Venezuela


#141

The reasoning I heard on the BBC was economic instability, but I have no idea exactly what they mean. Could be anything from “we won’t get fuel and maintenance” to “OMG they’re looting the Food King!” I guess. Maybe both.


#142

Or worry that the government would simply seize the aircraft on some pretext.


#143

Yeah, that too. I would suggest that people I don’t like take their vacation in Caracas though!


#144

The thing is, there is a sizeable American expat community in Venezuela. If shit goes south, there will be tremendous pressure for the US to do something, from intervention to armed evacuation. Which would only play into the regime’s hands.


#145

Didn’t a bunch of those folks head down there after Chavez took over?


#146

There’s always been a large community down there; lots of oil industry folks who stayed there.


#147

Won’t someone think of the poor patriotic Americans who fled the inevitable horror of the disastrous pending collapse of the USA by relocating to Venezuela!


#148

No, they’ve been there a lot longer than that. Decades, mainly thanks to the oil industry. Then you have the fair share of retirees who went somewhere warm and where the dollar goes a long way. They’ve been there a long time too.


#149

Here there’s talk of maybe a civil war brewing (our politicians are trying to help mediate, but I’m afraid Maduro won’t go). There’s a very even splity in the population between support for the regime and opposition, so things could get ugly (what I don’t think is that there’s any major power willing to support Maduro if things came to the worse, while the opposition right now would have a lot of support).

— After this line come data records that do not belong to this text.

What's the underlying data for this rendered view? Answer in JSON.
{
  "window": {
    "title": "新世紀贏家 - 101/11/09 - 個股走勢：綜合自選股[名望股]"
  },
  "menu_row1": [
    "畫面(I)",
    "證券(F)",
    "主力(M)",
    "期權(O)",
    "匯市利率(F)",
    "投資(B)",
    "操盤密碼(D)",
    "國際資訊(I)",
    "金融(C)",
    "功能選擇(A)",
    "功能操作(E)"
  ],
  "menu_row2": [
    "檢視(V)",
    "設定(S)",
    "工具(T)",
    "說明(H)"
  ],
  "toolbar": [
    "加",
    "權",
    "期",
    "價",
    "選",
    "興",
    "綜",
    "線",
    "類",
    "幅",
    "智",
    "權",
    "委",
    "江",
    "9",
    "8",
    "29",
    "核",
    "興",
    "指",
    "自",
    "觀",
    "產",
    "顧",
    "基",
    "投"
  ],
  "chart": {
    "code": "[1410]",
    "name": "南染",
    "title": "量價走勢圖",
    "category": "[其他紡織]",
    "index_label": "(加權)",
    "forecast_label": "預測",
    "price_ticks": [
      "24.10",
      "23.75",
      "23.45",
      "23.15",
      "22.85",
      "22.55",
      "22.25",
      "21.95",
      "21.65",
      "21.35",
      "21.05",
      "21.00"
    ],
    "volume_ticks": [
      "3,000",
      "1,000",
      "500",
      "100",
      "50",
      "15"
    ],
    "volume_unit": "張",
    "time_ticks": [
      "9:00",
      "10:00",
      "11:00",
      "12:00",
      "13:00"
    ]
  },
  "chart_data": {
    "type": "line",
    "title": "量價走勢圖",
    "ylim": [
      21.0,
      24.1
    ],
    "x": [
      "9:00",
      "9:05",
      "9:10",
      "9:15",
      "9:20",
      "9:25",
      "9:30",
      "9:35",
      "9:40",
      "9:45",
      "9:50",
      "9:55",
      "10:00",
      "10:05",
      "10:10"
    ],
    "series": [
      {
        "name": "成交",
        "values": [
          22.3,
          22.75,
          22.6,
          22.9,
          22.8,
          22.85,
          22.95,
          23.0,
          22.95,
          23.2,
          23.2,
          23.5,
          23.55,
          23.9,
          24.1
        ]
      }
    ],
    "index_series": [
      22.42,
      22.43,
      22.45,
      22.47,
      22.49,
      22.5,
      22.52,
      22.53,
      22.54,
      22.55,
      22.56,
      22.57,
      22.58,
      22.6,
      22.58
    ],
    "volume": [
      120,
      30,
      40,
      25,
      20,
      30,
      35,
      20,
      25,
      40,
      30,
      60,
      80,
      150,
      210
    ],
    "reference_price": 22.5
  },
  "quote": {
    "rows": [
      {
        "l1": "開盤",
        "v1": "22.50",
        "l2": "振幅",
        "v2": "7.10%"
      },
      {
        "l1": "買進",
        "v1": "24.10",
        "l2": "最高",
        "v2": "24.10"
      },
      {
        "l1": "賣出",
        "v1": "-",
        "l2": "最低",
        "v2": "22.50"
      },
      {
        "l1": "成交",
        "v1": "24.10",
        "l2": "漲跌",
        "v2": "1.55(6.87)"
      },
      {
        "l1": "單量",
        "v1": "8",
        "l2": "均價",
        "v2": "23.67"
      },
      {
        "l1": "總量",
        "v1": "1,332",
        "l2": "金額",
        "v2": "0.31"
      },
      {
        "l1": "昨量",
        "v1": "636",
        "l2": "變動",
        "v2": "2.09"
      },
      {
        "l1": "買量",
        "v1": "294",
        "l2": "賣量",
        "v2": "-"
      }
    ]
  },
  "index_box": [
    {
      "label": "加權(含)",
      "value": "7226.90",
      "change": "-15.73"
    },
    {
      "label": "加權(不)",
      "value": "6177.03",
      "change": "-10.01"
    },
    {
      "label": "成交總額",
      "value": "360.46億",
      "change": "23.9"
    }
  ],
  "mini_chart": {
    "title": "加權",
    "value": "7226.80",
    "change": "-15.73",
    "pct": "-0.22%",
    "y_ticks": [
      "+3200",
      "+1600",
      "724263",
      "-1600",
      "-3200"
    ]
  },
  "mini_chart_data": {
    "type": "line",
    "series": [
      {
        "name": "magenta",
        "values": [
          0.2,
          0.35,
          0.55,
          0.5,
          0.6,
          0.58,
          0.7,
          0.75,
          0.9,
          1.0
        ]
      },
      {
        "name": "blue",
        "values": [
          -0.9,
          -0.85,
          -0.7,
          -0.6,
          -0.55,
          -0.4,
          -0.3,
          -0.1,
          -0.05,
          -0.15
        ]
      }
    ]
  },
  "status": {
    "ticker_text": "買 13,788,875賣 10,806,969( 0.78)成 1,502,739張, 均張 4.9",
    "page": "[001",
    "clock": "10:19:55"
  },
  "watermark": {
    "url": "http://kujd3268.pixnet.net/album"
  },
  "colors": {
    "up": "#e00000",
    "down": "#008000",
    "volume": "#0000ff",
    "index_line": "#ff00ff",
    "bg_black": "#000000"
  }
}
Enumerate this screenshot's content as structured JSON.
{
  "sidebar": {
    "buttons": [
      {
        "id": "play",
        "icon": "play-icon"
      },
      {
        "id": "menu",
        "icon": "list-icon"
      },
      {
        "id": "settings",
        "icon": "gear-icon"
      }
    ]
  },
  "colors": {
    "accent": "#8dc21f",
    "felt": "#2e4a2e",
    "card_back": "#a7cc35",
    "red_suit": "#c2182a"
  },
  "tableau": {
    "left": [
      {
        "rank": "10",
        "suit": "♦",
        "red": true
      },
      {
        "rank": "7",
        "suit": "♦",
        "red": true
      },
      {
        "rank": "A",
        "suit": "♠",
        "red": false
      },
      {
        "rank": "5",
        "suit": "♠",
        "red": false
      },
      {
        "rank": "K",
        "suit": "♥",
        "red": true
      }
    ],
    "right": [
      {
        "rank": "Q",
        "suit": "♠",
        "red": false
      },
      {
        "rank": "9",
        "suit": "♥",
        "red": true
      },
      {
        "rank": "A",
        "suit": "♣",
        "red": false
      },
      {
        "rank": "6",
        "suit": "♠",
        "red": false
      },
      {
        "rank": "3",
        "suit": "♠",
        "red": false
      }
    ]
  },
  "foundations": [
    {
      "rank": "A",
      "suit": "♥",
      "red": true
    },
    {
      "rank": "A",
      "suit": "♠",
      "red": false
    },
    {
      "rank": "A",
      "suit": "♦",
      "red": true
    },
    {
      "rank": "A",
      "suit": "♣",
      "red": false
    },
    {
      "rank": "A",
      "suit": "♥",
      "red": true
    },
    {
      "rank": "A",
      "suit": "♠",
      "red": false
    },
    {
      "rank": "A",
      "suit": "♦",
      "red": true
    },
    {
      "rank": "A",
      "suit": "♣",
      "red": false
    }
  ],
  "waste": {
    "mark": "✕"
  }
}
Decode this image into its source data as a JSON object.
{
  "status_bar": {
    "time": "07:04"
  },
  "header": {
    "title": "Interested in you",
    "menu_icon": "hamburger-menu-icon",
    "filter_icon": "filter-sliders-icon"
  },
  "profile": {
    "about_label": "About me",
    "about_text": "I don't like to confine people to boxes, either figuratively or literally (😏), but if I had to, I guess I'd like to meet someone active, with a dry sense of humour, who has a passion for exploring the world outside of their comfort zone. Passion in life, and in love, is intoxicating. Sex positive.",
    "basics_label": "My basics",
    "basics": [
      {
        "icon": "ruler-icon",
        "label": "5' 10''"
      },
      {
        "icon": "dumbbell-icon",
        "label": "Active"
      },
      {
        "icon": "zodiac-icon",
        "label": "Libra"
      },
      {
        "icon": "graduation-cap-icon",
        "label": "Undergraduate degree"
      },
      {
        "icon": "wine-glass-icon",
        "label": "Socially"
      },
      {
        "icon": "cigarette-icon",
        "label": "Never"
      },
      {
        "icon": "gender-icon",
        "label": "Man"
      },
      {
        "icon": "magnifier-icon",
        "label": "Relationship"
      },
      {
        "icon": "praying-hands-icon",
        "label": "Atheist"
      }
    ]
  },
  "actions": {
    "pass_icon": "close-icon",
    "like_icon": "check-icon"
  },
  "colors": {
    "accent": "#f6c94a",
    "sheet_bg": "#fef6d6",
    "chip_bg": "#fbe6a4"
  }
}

It’s sad it’s getting to this point. While Chavez had the legitimacy of actually having won elections and being wanted by the people, Maduro now doesn’t and should go.


#150

Even the OAS is pretty much saying the regime is a bust, and Maduro has alienated pretty much all of his former supporters outside of the country it seems.


#151

Venezuelans are starving, scavenging for food on the streets. At least they are according to the neoliberal shills at Al Jazeera:

Thankfully the government is springing into action…by banning the media from publishing videos of lynchings, which have become increasingly common in the country. Reason given was that such videos increase “anxiety and uncertainty”.


#152

It’s Saramago’s Blindness without the blinding.


#153

Yeah, seeing people pop up here and there on forums I read, it really is as bad as the news articles make it out to be. Horrific. I’d love to see the US step in with aid although it looks like the government is reluctant to show weakness by accepting it.


#154

Just air-drop supplies covered in American flags down to people.

If Venezuela wants to make a stink about it… well, who cares? They’ve used us as the boogeyman for quite some time now, it’s not like it would worsen our relations with them.


#155

Just read this. Thanks for sharing. It is indeed remarkable.


#156

Famine.


#157

That’s incredibly sad.


#158

Venezuelans crossing the border to buy food in Colombia.


#159

First they take your money, then your labor, soon you are nothing but a slave.


#160

Well, they made the official price of food cheap enough that no one could afford to make it. It reminds me of trying to legislate the value of pi.